Um supermercado de Divinópolis, no Centro-Oeste de Minas Gerais, foi condenado pela Justiça do Trabalho a indenizar um ex-funcionário por práticas discriminatórias no ambiente de trabalho.
O caso chamou atenção pelo registro da palavra “gay”, em destaque vermelho, na ficha do trabalhador mantida pelo setor de Recursos Humanos por mais de uma década.
Segundo a sentença do Tribunal Regional do Trabalho de Minas Gerais (TRT-MG), a anotação foi feita no momento da contratação do empregado, em 2014, sem qualquer finalidade administrativa. O trabalhador só teve conhecimento do registro anos depois, ao assumir o cargo de subgerente da unidade.
Para os desembargadores, a prática configurou violação direta aos direitos da personalidade, atingindo a honra e a dignidade do funcionário.

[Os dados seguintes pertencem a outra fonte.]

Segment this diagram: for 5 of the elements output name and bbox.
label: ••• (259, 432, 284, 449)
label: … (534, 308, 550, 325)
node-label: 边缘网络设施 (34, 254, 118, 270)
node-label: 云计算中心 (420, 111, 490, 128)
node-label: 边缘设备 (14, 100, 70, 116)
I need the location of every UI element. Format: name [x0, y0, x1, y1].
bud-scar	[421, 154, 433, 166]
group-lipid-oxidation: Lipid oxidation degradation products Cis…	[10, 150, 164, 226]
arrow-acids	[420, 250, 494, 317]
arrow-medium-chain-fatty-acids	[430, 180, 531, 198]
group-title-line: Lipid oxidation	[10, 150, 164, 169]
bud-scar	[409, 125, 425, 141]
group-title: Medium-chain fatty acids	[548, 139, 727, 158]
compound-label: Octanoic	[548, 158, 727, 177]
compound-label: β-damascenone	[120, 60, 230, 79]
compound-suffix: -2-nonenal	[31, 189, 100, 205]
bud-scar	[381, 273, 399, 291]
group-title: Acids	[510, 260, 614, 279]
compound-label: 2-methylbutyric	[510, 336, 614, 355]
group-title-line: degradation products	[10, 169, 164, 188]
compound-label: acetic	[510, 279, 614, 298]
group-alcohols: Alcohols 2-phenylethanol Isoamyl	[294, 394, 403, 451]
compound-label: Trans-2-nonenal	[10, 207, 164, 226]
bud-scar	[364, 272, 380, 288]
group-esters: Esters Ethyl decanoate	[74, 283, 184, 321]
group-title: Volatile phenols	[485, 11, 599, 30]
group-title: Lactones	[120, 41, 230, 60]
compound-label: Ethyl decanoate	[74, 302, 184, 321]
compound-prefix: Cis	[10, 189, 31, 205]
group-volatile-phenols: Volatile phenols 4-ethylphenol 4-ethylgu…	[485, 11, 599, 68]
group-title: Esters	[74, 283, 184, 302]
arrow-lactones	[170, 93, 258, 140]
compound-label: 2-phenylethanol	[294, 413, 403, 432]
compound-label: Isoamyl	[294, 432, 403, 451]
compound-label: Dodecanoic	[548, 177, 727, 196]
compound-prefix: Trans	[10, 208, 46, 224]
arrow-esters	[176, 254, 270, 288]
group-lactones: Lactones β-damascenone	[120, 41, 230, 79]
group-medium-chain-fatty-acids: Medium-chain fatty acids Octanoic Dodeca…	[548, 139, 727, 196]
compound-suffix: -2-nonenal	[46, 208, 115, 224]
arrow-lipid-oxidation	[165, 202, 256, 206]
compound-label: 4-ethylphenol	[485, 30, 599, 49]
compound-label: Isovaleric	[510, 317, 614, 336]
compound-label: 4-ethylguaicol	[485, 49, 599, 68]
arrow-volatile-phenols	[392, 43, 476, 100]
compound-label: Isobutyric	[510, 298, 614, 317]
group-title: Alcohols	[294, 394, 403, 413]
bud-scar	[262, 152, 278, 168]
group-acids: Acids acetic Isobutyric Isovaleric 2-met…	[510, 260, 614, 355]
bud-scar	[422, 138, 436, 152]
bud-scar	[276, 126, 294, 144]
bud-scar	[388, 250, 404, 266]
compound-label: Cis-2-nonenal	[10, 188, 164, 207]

A Justiça entendeu que a simples existência do registro já caracterizava conduta homofóbica e discriminatória.
O processo também reuniu depoimentos de testemunhas que relataram que o ex-funcionário era alvo frequente de piadas, ironias e comentários relacionados à sua orientação sexual, inclusive por parte de superiores hierárquicos.
Um dos episódios citados foi o período em que o trabalhador obteve licença-paternidade após adotar duas crianças com o companheiro. Isso teria motivado novos comentários vexatórios e de cunho homofóbico dentro da empresa.
Além da homofobia, a condenação reconheceu a prática de intolerância religiosa. De acordo com o processo, o supermercado promovia orações diárias entre os funcionários, delegando a líderes a condução dos momentos religiosos.
No caso do subgerente, a participação era exigida. Para o relator do processo, desembargador Lucas Vanucci Lins, a obrigatoriedade ultrapassou os limites legais e violou a liberdade religiosa do empregado.
Indenização e outros pontos da condenação
O TRT manteve a indenização por danos morais em R$ 15 mil, considerando a gravidade das condutas e o caráter pedagógico da condenação. A defesa do trabalhador informou que pretendia recorrer para aumentar o valor e a empresa também pode recorrer da decisão.
Além da indenização, o supermercado foi condenado a devolver descontos salariais por diferenças de caixa e a pagar multa por irregularidades na entrega de documentos rescisórios.